CAIE S2 2021 November Q2
4 marks Moderate -0.3
2 The number of enquiries received per day at a customer service desk has a Poisson distribution with mean 45.2. If more than 60 enquiries are received in a day, the customer service desk cannot deal with them all. Use a suitable approximating distribution to find the probability that, on a randomly chosen day, the customer service desk cannot deal with all the enquiries that are received.
CAIE S2 2021 November Q3
5 marks Standard +0.3
3 A random sample of 75 students at a large college was selected for a survey. 15 of these students said that they owned a car. From this result an approximate \(\alpha \%\) confidence interval for the proportion of all students at the college who own a car was calculated. The width of this interval was found to be 0.162 . Calculate the value of \(\alpha\) correct to 2 significant figures.
CAIE S2 2021 November Q4
9 marks Standard +0.3
4 A random variable \(X\) has probability density function given by $$f ( x ) = \begin{cases} \frac { 1 } { 18 } \left( 9 - x ^ { 2 } \right) & 0 \leqslant x \leqslant 3 \\ 0 & \text { otherwise } \end{cases}$$
  1. Find \(\mathrm { P } ( X < 1.2 )\).
  2. Find \(\mathrm { E } ( X )\).
    The median of \(X\) is \(m\).
  3. Show that \(m ^ { 3 } - 27 m + 27 = 0\).
CAIE S2 2021 November Q5
9 marks Moderate -0.5
5
  1. The proportion of people having a particular medical condition is 1 in 100000 . A random sample of 2500 people is obtained. The number of people in the sample having the condition is denoted by \(X\).
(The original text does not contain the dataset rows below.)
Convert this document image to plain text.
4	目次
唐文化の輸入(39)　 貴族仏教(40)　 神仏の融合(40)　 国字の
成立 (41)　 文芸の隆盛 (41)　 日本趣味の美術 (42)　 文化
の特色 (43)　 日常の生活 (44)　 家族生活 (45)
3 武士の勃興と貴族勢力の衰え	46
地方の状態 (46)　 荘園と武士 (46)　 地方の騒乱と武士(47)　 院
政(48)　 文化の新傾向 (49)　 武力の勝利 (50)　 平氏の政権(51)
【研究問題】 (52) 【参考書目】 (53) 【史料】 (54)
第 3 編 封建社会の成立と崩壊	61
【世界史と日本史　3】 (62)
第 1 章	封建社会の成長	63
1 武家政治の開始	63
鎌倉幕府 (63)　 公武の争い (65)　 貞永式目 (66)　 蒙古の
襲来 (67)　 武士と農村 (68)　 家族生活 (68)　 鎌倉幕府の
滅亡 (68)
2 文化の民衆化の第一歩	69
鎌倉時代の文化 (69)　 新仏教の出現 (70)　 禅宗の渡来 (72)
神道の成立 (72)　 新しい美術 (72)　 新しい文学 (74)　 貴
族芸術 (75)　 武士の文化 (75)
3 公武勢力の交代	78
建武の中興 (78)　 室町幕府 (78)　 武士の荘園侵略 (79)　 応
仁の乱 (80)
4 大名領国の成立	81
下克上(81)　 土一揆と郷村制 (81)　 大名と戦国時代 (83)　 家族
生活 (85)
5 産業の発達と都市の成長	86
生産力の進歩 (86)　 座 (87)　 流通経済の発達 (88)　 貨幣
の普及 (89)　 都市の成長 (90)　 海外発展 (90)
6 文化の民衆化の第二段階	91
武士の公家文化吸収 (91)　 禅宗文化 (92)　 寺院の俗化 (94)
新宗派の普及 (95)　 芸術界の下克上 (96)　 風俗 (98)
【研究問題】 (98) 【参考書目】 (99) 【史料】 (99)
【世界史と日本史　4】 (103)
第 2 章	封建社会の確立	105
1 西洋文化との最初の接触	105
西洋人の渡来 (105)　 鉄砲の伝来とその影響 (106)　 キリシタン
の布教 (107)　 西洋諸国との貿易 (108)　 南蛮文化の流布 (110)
    1. State, with a justification, a suitable approximating distribution for \(X\), giving the values of any parameters.
    2. Use the approximating distribution to calculate \(\mathrm { P } ( X > 0 )\).
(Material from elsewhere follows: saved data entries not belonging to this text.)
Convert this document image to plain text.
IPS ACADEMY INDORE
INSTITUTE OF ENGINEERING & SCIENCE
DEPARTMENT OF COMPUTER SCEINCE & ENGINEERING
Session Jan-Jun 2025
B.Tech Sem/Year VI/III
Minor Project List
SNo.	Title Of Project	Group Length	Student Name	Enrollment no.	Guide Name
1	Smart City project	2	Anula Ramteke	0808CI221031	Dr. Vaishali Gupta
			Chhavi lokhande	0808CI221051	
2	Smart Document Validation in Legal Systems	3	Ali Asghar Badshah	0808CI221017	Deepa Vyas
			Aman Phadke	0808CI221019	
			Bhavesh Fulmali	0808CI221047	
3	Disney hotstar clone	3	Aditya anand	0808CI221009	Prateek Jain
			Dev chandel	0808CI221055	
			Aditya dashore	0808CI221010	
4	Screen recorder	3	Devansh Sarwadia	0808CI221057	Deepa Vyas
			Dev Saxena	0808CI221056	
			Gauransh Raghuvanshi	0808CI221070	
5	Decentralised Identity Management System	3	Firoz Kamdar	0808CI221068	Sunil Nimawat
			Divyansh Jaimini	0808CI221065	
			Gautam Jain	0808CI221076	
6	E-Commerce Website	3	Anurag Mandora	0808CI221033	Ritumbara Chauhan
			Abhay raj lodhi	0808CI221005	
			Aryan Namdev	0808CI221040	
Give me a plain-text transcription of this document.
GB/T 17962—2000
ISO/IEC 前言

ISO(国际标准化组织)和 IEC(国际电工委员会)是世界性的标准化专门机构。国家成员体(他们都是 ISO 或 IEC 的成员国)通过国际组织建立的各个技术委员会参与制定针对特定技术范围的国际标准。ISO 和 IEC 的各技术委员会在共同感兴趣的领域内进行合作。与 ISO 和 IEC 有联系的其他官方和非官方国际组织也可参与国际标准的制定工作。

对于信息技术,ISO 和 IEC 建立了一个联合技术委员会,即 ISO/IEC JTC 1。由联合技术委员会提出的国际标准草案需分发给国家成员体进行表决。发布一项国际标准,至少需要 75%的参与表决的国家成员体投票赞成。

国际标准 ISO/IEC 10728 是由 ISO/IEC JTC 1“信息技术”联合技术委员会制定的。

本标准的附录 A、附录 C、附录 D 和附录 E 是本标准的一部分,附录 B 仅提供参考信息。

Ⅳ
  2. The percentage of people having a different medical condition is thought to be \(30 \%\). A researcher suspects that the true percentage is less than \(30 \%\). In a medical trial a random sample of 28 people was selected and 4 people were found to have this condition. Use a binomial distribution to test the researcher's suspicion at the \(2 \%\) significance level.